The next day, they were laid to rest in their homeland. All Israel mourned.

In Lebanon, the nation rejoiced.

As I passed the Holocaust Memorial on one side and the old cemetery of B'nai Jacob on the other, I reflected on the cruel psychological torment Hezbollah sadistically inflicted on the families of the two soldiers. Until the last moment, they refused to reveal whether the men were alive or dead. I imagined what the pain of this was for a family as I drove past the graves of my grandparents and my uncle, Lt. Sidney A. Wolfe, for whom I was named.

When my uncle, a handsome 25-year-old Air Force pilot known only to me by his pictures and my mother's fond memories, was shot down over Germany in 1943, he was reported missing in action, presumed dead. My grandparents were devastated - my grandfather was literally dying of what the Romantics called a broken heart; my grandmother sobbed into her pillow late into the night.

According to family lore, my birth and the comfort of naming me for him returned my grandparents to life, but they still maintained hope against hope that perhaps their son had survived. Only when I was 6 years old did they have final closure, when his body was found in a shallow grave and returned to the States and buried with military honors.

I could empathize with the pain of long sleepless nights, torn between despair and hope; the tireless crusade of Karnit, Goldwasser's wife, for some trace of information about the abducted soldiers.

In order to gain the release of these young men, Israel released one of the most evil and abominable killers, Samir Kuntar, and four other militants along with the bodies of 199 terrorists who were killed fighting Israel over the past three decades. The 2007 Lebanon War began with the raid in which Goldwasser and Regev were captured. Hezbollah has said it carried out the ambush in order to gain Kuntar's release.

Kuntar is a hero in the eyes of Hezbollah, and while the Israelis wept, Kuntar was hailed by tens of thousands of Hezbollah supporters and revered as an almost mythical figure by Lebanese leaders. To the roaring crowds, Kuntar exclaimed, "I promise my people and dear ones in Palestine that I and my comrades in the valiant Islamic resistance will return."
The celebratory welcome prompted Ofer Regev, Eldad's brother, to say: "Our enemy has been exposed as the complete opposite of us, a cruel mirror image of everything that is human and acceptable."

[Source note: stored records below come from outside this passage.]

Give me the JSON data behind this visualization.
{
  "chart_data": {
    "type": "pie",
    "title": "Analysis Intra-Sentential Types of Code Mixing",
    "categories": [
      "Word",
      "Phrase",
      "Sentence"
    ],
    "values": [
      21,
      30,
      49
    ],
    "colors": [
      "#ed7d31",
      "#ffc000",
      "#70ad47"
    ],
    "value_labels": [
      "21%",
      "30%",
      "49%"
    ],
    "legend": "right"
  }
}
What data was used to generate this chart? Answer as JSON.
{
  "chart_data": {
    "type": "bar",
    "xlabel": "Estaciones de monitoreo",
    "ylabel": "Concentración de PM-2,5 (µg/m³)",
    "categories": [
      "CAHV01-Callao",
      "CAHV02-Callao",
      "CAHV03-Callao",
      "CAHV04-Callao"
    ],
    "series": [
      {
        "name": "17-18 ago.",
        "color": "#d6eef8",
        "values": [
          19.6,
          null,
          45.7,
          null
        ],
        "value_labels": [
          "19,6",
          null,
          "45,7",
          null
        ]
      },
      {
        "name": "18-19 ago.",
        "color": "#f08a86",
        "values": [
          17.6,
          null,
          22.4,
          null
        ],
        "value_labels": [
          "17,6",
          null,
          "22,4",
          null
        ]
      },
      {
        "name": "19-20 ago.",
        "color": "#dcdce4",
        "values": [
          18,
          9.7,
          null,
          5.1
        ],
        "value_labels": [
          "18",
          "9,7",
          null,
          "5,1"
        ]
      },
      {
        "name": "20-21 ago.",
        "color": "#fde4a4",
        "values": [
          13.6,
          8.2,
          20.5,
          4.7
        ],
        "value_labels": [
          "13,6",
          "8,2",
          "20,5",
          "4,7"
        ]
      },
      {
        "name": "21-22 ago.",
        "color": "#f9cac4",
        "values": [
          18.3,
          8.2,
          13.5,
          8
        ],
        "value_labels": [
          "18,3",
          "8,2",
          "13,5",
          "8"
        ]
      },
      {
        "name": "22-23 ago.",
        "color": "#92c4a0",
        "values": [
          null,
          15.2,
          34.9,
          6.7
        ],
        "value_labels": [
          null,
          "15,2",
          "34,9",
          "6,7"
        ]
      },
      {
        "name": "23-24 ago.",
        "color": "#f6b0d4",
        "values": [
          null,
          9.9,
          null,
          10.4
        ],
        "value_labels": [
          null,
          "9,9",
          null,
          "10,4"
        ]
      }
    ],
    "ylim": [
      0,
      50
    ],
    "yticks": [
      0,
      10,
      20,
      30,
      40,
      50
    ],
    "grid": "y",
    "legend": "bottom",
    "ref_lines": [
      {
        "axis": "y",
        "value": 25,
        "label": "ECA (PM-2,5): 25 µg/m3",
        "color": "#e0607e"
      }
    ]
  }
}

Who is Kuntar? Einat Haran was 4 years old on April 21, 1979, when the 16-year-old Kuntar headed a PLO terrorist unit and arrived in a dinghy from Lebanon on the shores of Nahariya. Entering the home of the Haran family, he took hostage Danny, the father of the family, and Einat while Smadar, Danny's wife, and their 2-year-old daughter Yael and a neighbor hid in a crawl space. Kuntar laid Einat's head on a small rock and killed her by smashing her skull with the butt of a rifle. In front of her lay the bleeding body of her father, shot by Kuntar, who made certain the murder would be the last thing Einat would see. Smadar tried to stifle the cries of her terrified baby and accidentally smothered the toddler she held close to her chest.

What possible outcome for the prisoner exchange of terrorists for coffins? All who value human life and human dignity can insist that Hamas return Cpl. Gilad Shalit, who was kidnapped from Israel more than two years ago and taken into Gaza, where he is held hostage.

Let the Koran's message of kindness and mercy prevail. Let us unite in trying for a different outcome for Shalit so that he can return alive to his family and his home. Let the mirror that reflected the distorted image of Kuntar's legacy be wiped clean and the photos of Shalit's release portray only tears of joy.

1 comment:

KGS said...

Unfortunately Primerprez... the Koran's message of "kindness and mercy" extends only to those within the house of Islam, all others, especially opastates and snon-religious Muslims are to hated as much (or more)as the infidel.